The Lucas County Board of Commissioners, mayor of Toledo and Toledo City Council president sanctioned the work of the task force to engage in economic development issues with China operating within Toledo Sister Cities International.
“China respects government, so they created a body appointed by government that can now assume an aggressive role in trading with China,” said Jim Hartung, president and CEO of the Toledo-Lucas County Port Authority.
Hartung is co-chairing the China Task Force with Toledo City Councilman Mark Sobczak in an interim capacity. Both agree the chairman should be someone from the private sector.
The task force has met regularly to discuss the best strategies for attracting Chinese investments to Toledo. One of th consensuses was to establish an executive office under the China Task Force to better coordinate, strategize and develop programs involving Chinese investments here.
“We believe the public sector is important in a supporting role. There are certain people who will play a leadership role, and we have our eyes on some already involved in the task force,” Hartung said.
It was also the conclusion of the participants in the meetings that the China Task Force and Toledo Sister Cities should be hosting interested groups from China, since the Chinese recognize government representatives.

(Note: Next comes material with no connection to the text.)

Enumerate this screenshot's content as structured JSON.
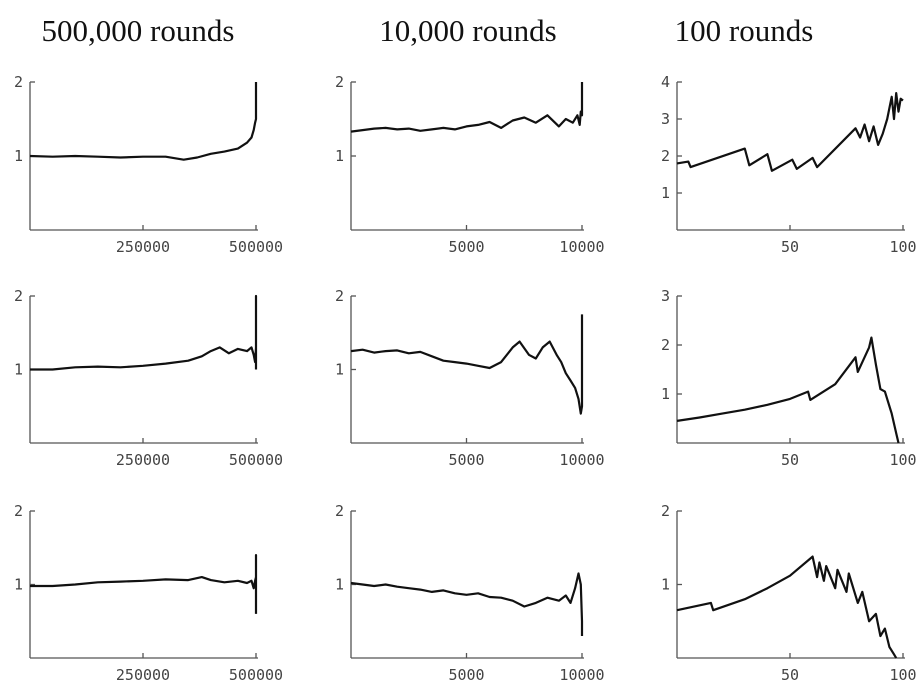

Unfortunately, Toledo Sister Cities International lost most of its funding when the City of Toledo cut those funds from its 2007 budget.
“I don’t think the lack of funding for Toledo Sisters Cities will continue due to the short-term fiscal problem, as there is a lot of support for it in the community,” Sobczak said.
“Our ability to attract knowledge-based jobs, maintain our manufacturing base, stabilize our population and grow our local economy requires us to look for investment sources on a worldwide scale,” Sobczak said.
The China Task Force is a collaborative effort by business and government that is still in an evolutionary process, Hartung said.
“The city and county appointed the body, and we’re working on the collaboration. Leadership has to come with patience, nurturing it along for now,” he said.
“It’s an extraordinary opportunity for this city to become a player in the global market. It’s an opportunity to draw the area’s interests together and create a platform to receive inquiries from China,” Hartung said.
There are three primary objectives of the task force as Hartung sees it.
First, it needs to create an inventory of Northwest Ohio businesses and organizations already involved in China as stakeholders. It is estimated that about 60 companies are already involved in China. Second, it should identify the process and protocol for handling inquiries from China and hosting delegations from China coming to Northwest Ohio. Third, it would handle inquiries from the Toledo area about doing business in China.
“We want to align ourselves with others sensitive to reaching out to nontraditional foreign trade opportunities with Toledo playing an increasing role in the global market,” Hartung said.
The China Task Force is working in collaboration with the Port Authority, a public agency that functions as a business, Hartung said. It is also collaborating with the Office of Global Initiatives at UT and the nonprofit SEED Corporation, both headed by Bob Cryan.
UT’s Office of Global Initiatives, under Cryan’s direction, has established trade offices in Beijing and Shanghai. Toledo’s Sister City of Qinhuangdao has expressed an interest in opening an office in Toledo and having a Toledo office located there.
UT President Lloyd Jacobs and Dan Johnson, president emeritus at UT, who is involved in the Science and Technology Corridor, are on the China Task Force. Johnson works with the Office of Global Initiatives and said he is drafting a global strategy for UT.
“Collaboration is fine for now,” Hartung said. But he conceded an address or office, resources and a staff person are needed to sustain the efforts of the China Task Force.